We’re entertainers, not lawyers. But if we were judges in Kay County? We’d suggest everyone take a deep breath, go home, and maybe just Venmo it.

Case Overview

$1,243 Demand Petition
Jurisdiction
District Court, Oklahoma
Relief Sought
$1,243 Monetary
Plaintiffs
Defendants
Claims
# Cause of Action Description
1 petition on account and money lent Defendant owes Plaintiff the sum of $1,242.60

Petition Text

198 words
IN THE DISTRICT COURT OF KAY COUNTY STATE OF OKLAHOMA CAVALRY SPV I, LLC, AS ASSIGNEE OF CAPITAL ONE, N.A. Plaintiff v. KAILEA ROWLAND Defendant Filed in the DISTRICT COURT Kay County, Oklahoma PETITION ON AN ACCOUNT AND MONEY LENT TO THE HONORABLE JUDGE OF SAID COURT: Plaintiff, CAVALRY SPV I, LLC, AS ASSIGNEE OF CAPITAL ONE, N.A. files this Petition on Account and Money Lent, and in support thereof will show the Court as follows: I. Plaintiff is CAVALRY SPV I, LLC, AS ASSIGNEE OF CAPITAL ONE, N.A., whose business address is 1 American Lane, Suite 220, Greenwich CT 06831. Defendant is Kailea Rowland, who may be served with process at 6851 S S St, Ponca City OK 74601-7914. II. Defendant owes Plaintiff the sum of $1,242.60 according to a credit agreement assigned to Plaintiff by Capital One, N.A.. Defendant promised to pay, but failed to do so.

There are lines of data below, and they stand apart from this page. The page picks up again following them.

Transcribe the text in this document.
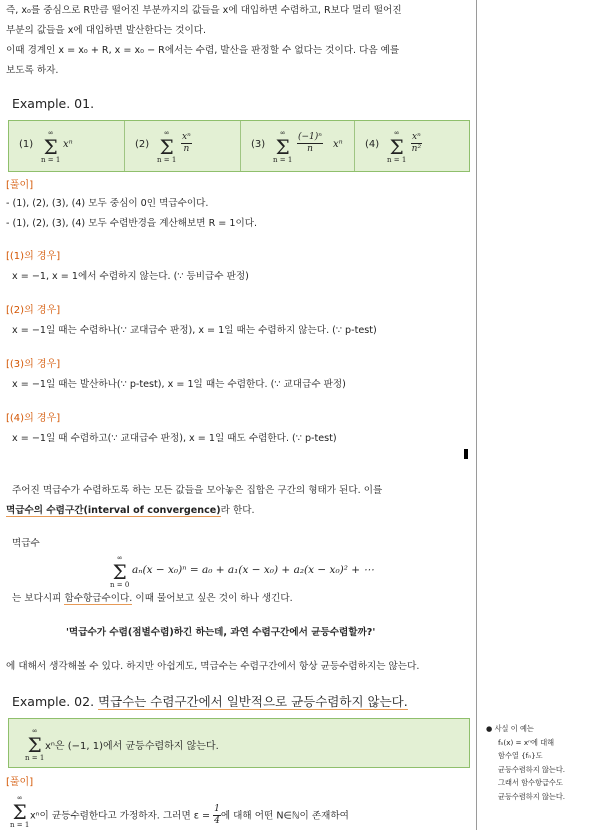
즉, x₀를 중심으로 R만큼 떨어진 부분까지의 값들을 x에 대입하면 수렴하고, R보다 멀리 떨어진
부분의 값들을 x에 대입하면 발산한다는 것이다.
이때 경계인 x = x₀ + R, x = x₀ − R에서는 수렴, 발산을 판정할 수 없다는 것이다. 다음 예를
보도록 하자.
Example. 01.
(1)
∞
Σ
n = 1
xⁿ	(2)
∞
Σ
n = 1
$\frac{\text{xⁿ}}{n}$	(3)
∞
Σ
n = 1
$\frac{\text{(−1)ⁿ}}{n}$ xⁿ (4)
∞
Σ
n = 1
$\frac{\text{xⁿ}}{\text{n²}}$
[풀이]
- (1), (2), (3), (4) 모두 중심이 0인 멱급수이다.
- (1), (2), (3), (4) 모두 수렴반경을 계산해보면 R = 1이다.
[(1)의 경우]
x = −1, x = 1에서 수렴하지 않는다. (∵ 등비급수 판정)
[(2)의 경우]
x = −1일 때는 수렴하나(∵ 교대급수 판정), x = 1일 때는 수렴하지 않는다. (∵ p-test)
[(3)의 경우]
x = −1일 때는 발산하나(∵ p-test), x = 1일 때는 수렴한다. (∵ 교대급수 판정)
[(4)의 경우]
x = −1일 때 수렴하고(∵ 교대급수 판정), x = 1일 때도 수렴한다. (∵ p-test)
주어진 멱급수가 수렴하도록 하는 모든 값들을 모아놓은 집합은 구간의 형태가 된다. 이를
멱급수의 수렴구간(interval of convergence)라 한다.
멱급수
∞
Σ
n = 0
aₙ(x − x₀)ⁿ = a₀ + a₁(x − x₀) + a₂(x − x₀)² + ⋯
는 보다시피 함수항급수이다. 이때 물어보고 싶은 것이 하나 생긴다.
'멱급수가 수렴(점별수렴)하긴 하는데, 과연 수렴구간에서 균등수렴할까?'
에 대해서 생각해볼 수 있다. 하지만 아쉽게도, 멱급수는 수렴구간에서 항상 균등수렴하지는 않는다.
Example. 02. 멱급수는 수렴구간에서 일반적으로 균등수렴하지 않는다.
∞
Σ
n = 1
xⁿ은 (−1, 1)에서 균등수렴하지 않는다.
[풀이]
∞
Σ
n = 1
xⁿ이 균등수렴한다고 가정하자. 그러면 $\varepsilon = \frac{1}{4}$ 에 대해 어떤 N∈ℕ이 존재하여
● 사실 이 예는
fₙ(x) = xⁿ에 대해
함수열 {fₙ}도
균등수렴하지 않는다.
그래서 함수항급수도
균등수렴하지 않는다.
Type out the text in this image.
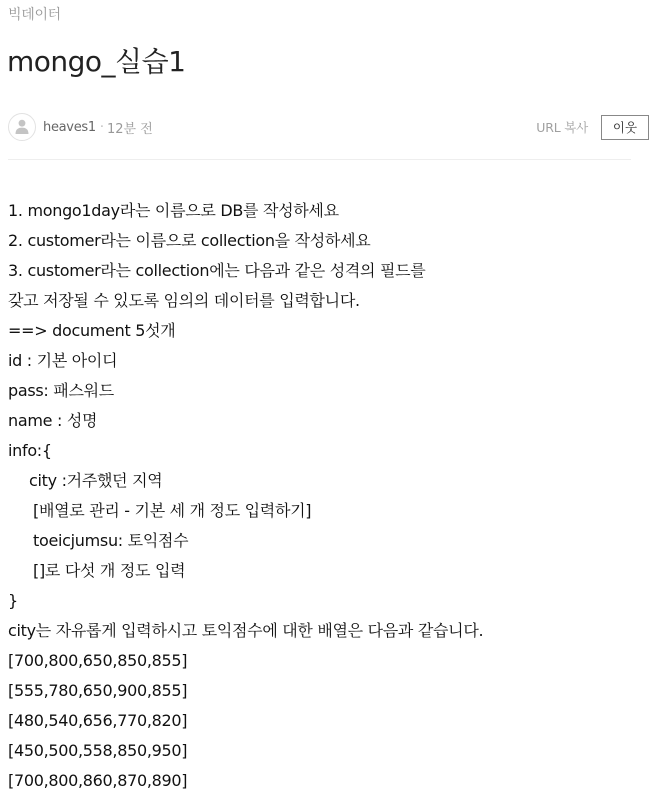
빅데이터
mongo_실습1
heaves1 · 12분 전	URL 복사	이웃
1. mongo1day라는 이름으로 DB를 작성하세요
2. customer라는 이름으로 collection을 작성하세요
3. customer라는 collection에는 다음과 같은 성격의 필드를
갖고 저장될 수 있도록 임의의 데이터를 입력합니다.
==> document 5섯개
id : 기본 아이디
pass: 패스워드
name : 성명
info:{
city :거주했던 지역
[배열로 관리 - 기본 세 개 정도 입력하기]
toeicjumsu: 토익점수
[]로 다섯 개 정도 입력
}
city는 자유롭게 입력하시고 토익점수에 대한 배열은 다음과 같습니다.
[700,800,650,850,855]
[555,780,650,900,855]
[480,540,656,770,820]
[450,500,558,850,950]
[700,800,860,870,890]
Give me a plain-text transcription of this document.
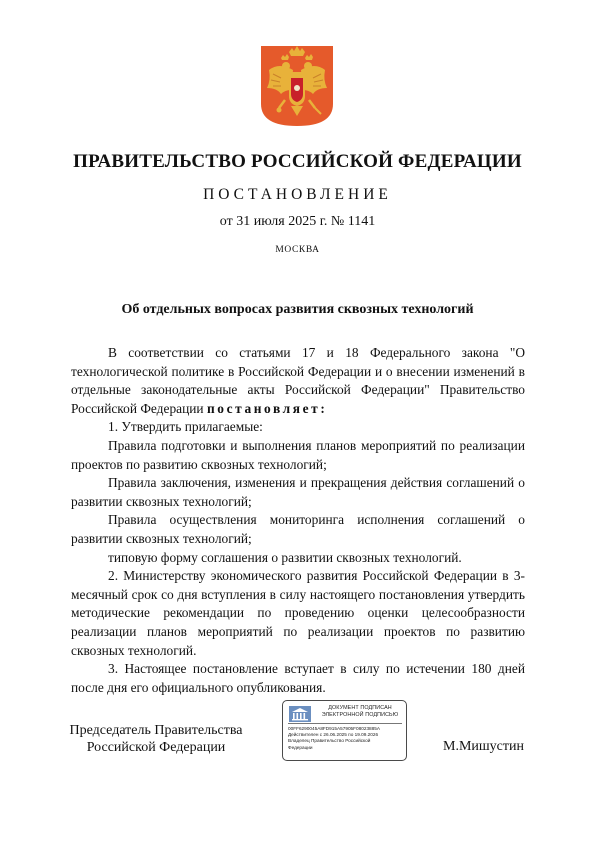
ПРАВИТЕЛЬСТВО РОССИЙСКОЙ ФЕДЕРАЦИИ
ПОСТАНОВЛЕНИЕ
от 31 июля 2025 г. № 1141
МОСКВА
Об отдельных вопросах развития сквозных технологий

В соответствии со статьями 17 и 18 Федерального закона "О технологической политике в Российской Федерации и о внесении изменений в отдельные законодательные акты Российской Федерации" Правительство Российской Федерации постановляет:

1. Утвердить прилагаемые:

Правила подготовки и выполнения планов мероприятий по реализации проектов по развитию сквозных технологий;

Правила заключения, изменения и прекращения действия соглашений о развитии сквозных технологий;

Правила осуществления мониторинга исполнения соглашений о развитии сквозных технологий;

типовую форму соглашения о развитии сквозных технологий.

2. Министерству экономического развития Российской Федерации в 3-месячный срок со дня вступления в силу настоящего постановления утвердить методические рекомендации по проведению оценки целесообразности реализации планов мероприятий по реализации проектов по развитию сквозных технологий.

3. Настоящее постановление вступает в силу по истечении 180 дней после дня его официального опубликования.

Председатель Правительства
Российской Федерации
ДОКУМЕНТ ПОДПИСАН
ЭЛЕКТРОННОЙ ПОДПИСЬЮ
00FF6290045A8FD915A57905F08023885A
Действителен с 26.06.2025 по 19.09.2026
Владелец Правительство Российской
Федерации	М.Мишустин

WHEREFORE, Plaintiff demands judgment against Defendant for the sum of $1,242.60, plus interest and costs including reasonable attorney's fees. Respectfully submitted, JENKINS & YOUNG, P.C. P.O. Box 420 Lubbock, Texas 79408-0420 Telephone: (806) 687-9172 Facsimile: (806) 771-8755 Email: [email protected] By: /s/ Dan G. Young Oklahoma State Bar No. 20915 ATTORNEYS FOR PLAINTIFF
Disclaimer: This content is sourced from publicly available court records. Crazy Civil Court is an entertainment platform and does not provide legal advice. We are not lawyers. All information is presented as-is from public filings.